The Normative Ethics Fallacy
In political discussions, we frequently see pundits making arguments based on one ethical approach and then changing their ethical approach mid-way through the argument. The argument itself never changes, but the underlying justification for it does.

Gun control advocates, for example, frequently begin by stating the principle that a natural right to keep and bear arms should not compromise a natural right to life: the deontological rules are in conflict. When gun control opponents respond to this argument with natural rights arguments of their own, the gun control advocates will respond with statistics on how many gun-related deaths occur each year. The greatest good is not being served under the current set of regulations. When their opponents respond with their own set of statistics and applications of utility, the advocates will respond that there is no justifiable reason for citizens to own particular kinds of weapons. Thus the virtues of gun owners are being called into question under a virtue ethics scheme. When opponents respond with virtue arguments of their own, the gun control advocates return to their original claims about natural rights.

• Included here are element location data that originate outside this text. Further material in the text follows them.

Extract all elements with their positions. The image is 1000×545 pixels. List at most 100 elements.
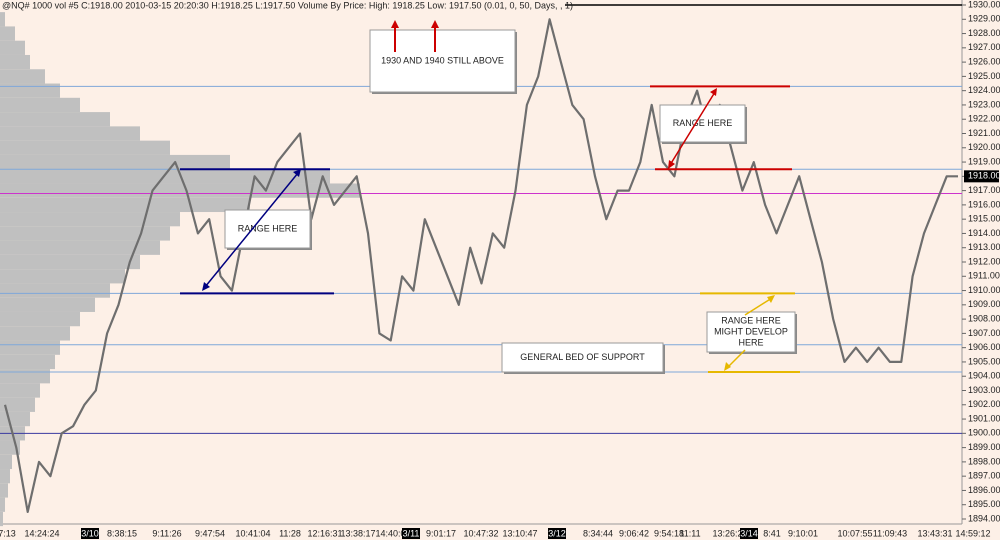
profile-bar [0, 97, 80, 113]
profile-bar [0, 197, 250, 213]
y-tick-label: 1916.00 [968, 199, 1000, 209]
profile-bar [0, 383, 40, 398]
y-tick-label: 1915.00 [968, 214, 1000, 224]
profile-bar [0, 226, 170, 241]
profile-bar [0, 397, 35, 412]
y-tick-label: 1907.00 [968, 328, 1000, 338]
x-tick-label: 10:47:32 [463, 528, 498, 538]
profile-bar [0, 454, 12, 470]
y-tick-label: 1898.00 [968, 456, 1000, 466]
profile-bar [0, 83, 60, 98]
note-text: HERE [738, 337, 763, 347]
y-tick-label: 1902.00 [968, 399, 1000, 409]
x-tick-label: 9:06:42 [619, 528, 649, 538]
profile-bar [0, 326, 70, 341]
x-tick-label: 8:38:15 [107, 528, 137, 538]
x-tick-label: 3/14 [740, 528, 758, 538]
date-box [740, 528, 758, 539]
y-tick-label: 1926.00 [968, 56, 1000, 66]
y-tick-label: 1905.00 [968, 356, 1000, 366]
x-tick-label: 13:10:47 [502, 528, 537, 538]
note-text: GENERAL BED OF SUPPORT [520, 352, 645, 362]
profile-bar [0, 369, 50, 384]
note-box [501, 342, 664, 373]
x-tick-label: 3/10 [81, 528, 99, 538]
x-tick-label: 14:59:12 [955, 528, 990, 538]
profile-bar [0, 354, 55, 370]
y-tick-label: 1917.00 [968, 185, 1000, 195]
y-tick-label: 1895.00 [968, 499, 1000, 509]
profile-bar [0, 112, 110, 127]
x-tick-label: 11:09:43 [873, 528, 907, 538]
y-tick-label: 1930.00 [968, 0, 1000, 9]
x-tick-label: 10:07:55 [837, 528, 872, 538]
date-box [81, 528, 99, 539]
x-tick-label: 9:01:17 [426, 528, 456, 538]
profile-bar [0, 340, 60, 355]
y-tick-label: 1896.00 [968, 485, 1000, 495]
y-tick-label: 1904.00 [968, 371, 1000, 381]
last-price-box [964, 170, 999, 183]
x-tick-label: 11:28 [279, 528, 301, 538]
profile-bar [0, 283, 110, 298]
x-tick-label: 14:40:03 [375, 528, 410, 538]
y-tick-label: 1900.00 [968, 428, 1000, 438]
profile-bar [0, 126, 140, 141]
x-tick-label: 11:11 [679, 528, 700, 538]
note-text: RANGE HERE [721, 315, 781, 325]
date-box [548, 528, 566, 539]
profile-bar [0, 54, 30, 70]
x-tick-label: 9:54:18 [654, 528, 684, 538]
y-tick-label: 1911.00 [968, 271, 1000, 281]
y-tick-label: 1925.00 [968, 71, 1000, 81]
profile-bar [0, 297, 95, 312]
last-price-label: 1918.00 [968, 171, 1000, 181]
y-tick-label: 1921.00 [968, 128, 1000, 138]
y-tick-label: 1894.00 [968, 513, 1000, 523]
date-box [402, 528, 420, 539]
x-tick-label: 14:24:24 [24, 528, 59, 538]
price-line [3, 18, 958, 513]
y-tick-label: 1903.00 [968, 385, 1000, 395]
y-tick-label: 1927.00 [968, 42, 1000, 52]
x-tick-label: 13:38:17 [340, 528, 375, 538]
arrows [202, 20, 775, 371]
profile-bar [0, 269, 125, 284]
profile-bar [0, 69, 45, 84]
y-tick-label: 1908.00 [968, 313, 1000, 323]
y-tick-label: 1922.00 [968, 114, 1000, 124]
y-tick-label: 1920.00 [968, 142, 1000, 152]
note-text: MIGHT DEVELOP [714, 326, 788, 336]
y-tick-label: 1912.00 [968, 256, 1000, 266]
y-tick-label: 1901.00 [968, 413, 1000, 423]
profile-bar [0, 154, 230, 170]
x-tick-label: 9:47:54 [195, 528, 225, 538]
x-tick-label: 8:41 [763, 528, 781, 538]
profile-bar [0, 411, 30, 427]
x-tick-label: 10:41:04 [235, 528, 270, 538]
profile-bar [0, 183, 360, 198]
note-text: RANGE HERE [673, 118, 733, 128]
profile-bar [0, 12, 5, 27]
x-tick-label: 9:10:01 [788, 528, 818, 538]
profile-bar [0, 497, 5, 512]
y-tick-label: 1913.00 [968, 242, 1000, 252]
y-tick-label: 1910.00 [968, 285, 1000, 295]
x-tick-label: 13:26:29 [712, 528, 747, 538]
y-tick-label: 1923.00 [968, 99, 1000, 109]
y-tick-label: 1906.00 [968, 342, 1000, 352]
y-tick-label: 1899.00 [968, 442, 1000, 452]
y-tick-label: 1897.00 [968, 471, 1000, 481]
profile-bar [0, 40, 25, 55]
y-tick-label: 1928.00 [968, 28, 1000, 38]
y-tick-label: 1909.00 [968, 299, 1000, 309]
y-tick-label: 1929.00 [968, 14, 1000, 24]
note-box [224, 209, 311, 249]
x-tick-label: 7:13 [0, 528, 16, 538]
profile-bar [0, 254, 140, 270]
profile-bar [0, 140, 170, 155]
x-tick-label: 3/12 [548, 528, 566, 538]
x-tick-label: 12:16:31 [307, 528, 342, 538]
note-box [706, 311, 796, 353]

While each individual point made by gun control advocates is ethically consistent, all points taken as a whole represent a fallacious application of ethical logic.

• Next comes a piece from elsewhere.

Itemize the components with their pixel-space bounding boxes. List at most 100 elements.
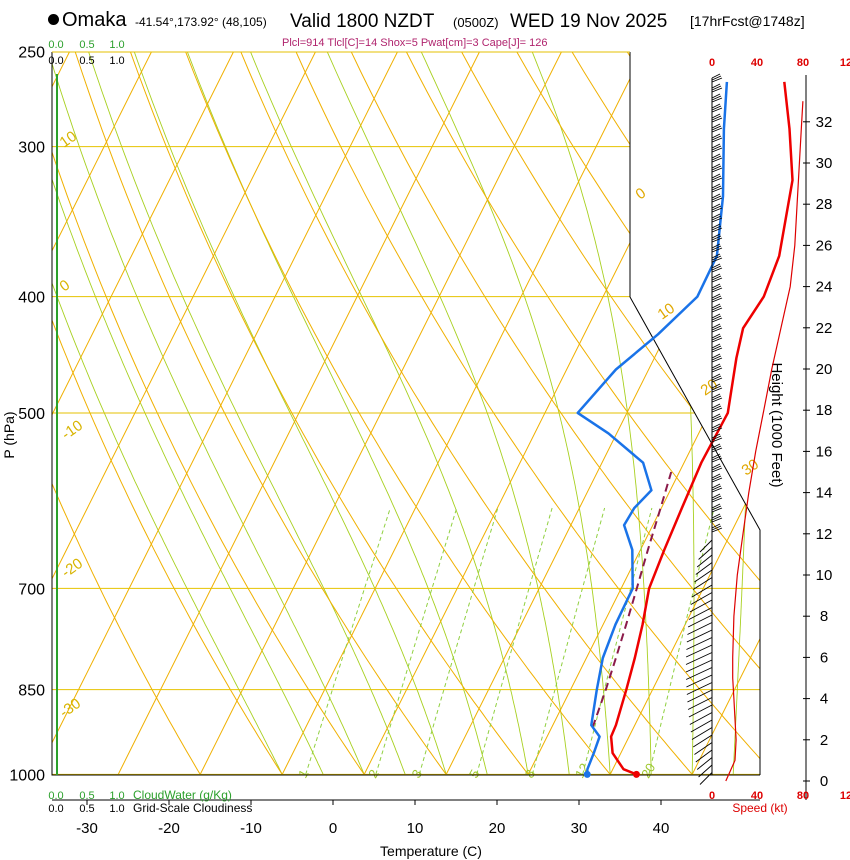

If something is ethically wrong because of a rule, then that is the reason it is wrong. If something is wrong because it fails to maximize utility, then that is the reason it is wrong. If something is wrong because it calls a person's virtue into question, then that is the reason. To argue all three points to three different people might also be consistent, so long as one sticks to one set of reasoning with any one person.

But it is fallacious and wrong to change one's system of normative ethics when its logic is called into question, merely in order to continue making the same point. For any issue, once a person has chosen their set of ethical reasoning, to change one's moral reasoning when that reasoning proves to be problematic is disingenuous and creates bad faith in the discussion.

Even worse: To change one's underlying moral reasoning when the reasoning proves to be inadequate is to fail to adhere to one's moral principles. If you believe X for reason Y only up until the point that Y is demonstrated to be insufficient to uphold your reasoning, then switching to reason Z proves that your reasoning is not based on any kind of moral knowledge at all.

If you did that, you'd be engaged in rationalization. You'd simply be using any available argument to justify that which is not justifiable. All you'd really be demonstrating is a lack of principles.

Conclusion
Getting back to the Cowen quote above, it is indeed possible that presidents change their underlying moral reasoning upon gaining the presidency. However, for reasons I have just provided, if they do so they have demonstrated a complete lack of morality. In that case, Cowen's hypothesis must be rejected, since it is contingent on the actor being moral. The hypothesis is equivalent to the statement that presidents change their moral behaviors at different points in time because they never had any moral character to begin with. In the case of Barack Obama, I would have to agree.

The key points to take away from this article are:

  • There are three main approaches to moral dilemmas.
  • In general, people prefer different approaches to different kinds of dilemmas.
  • To change one's approach in the middle of a debate is to demonstrate a lack of moral character.
In the past, I have argued my preference for virtue ethics. In a subsequent post, I hope to provide my reasons for why this approach works best for nearly all ethical decisions, but before I wrote that post, I wanted to supply an overview of normative ethics in general.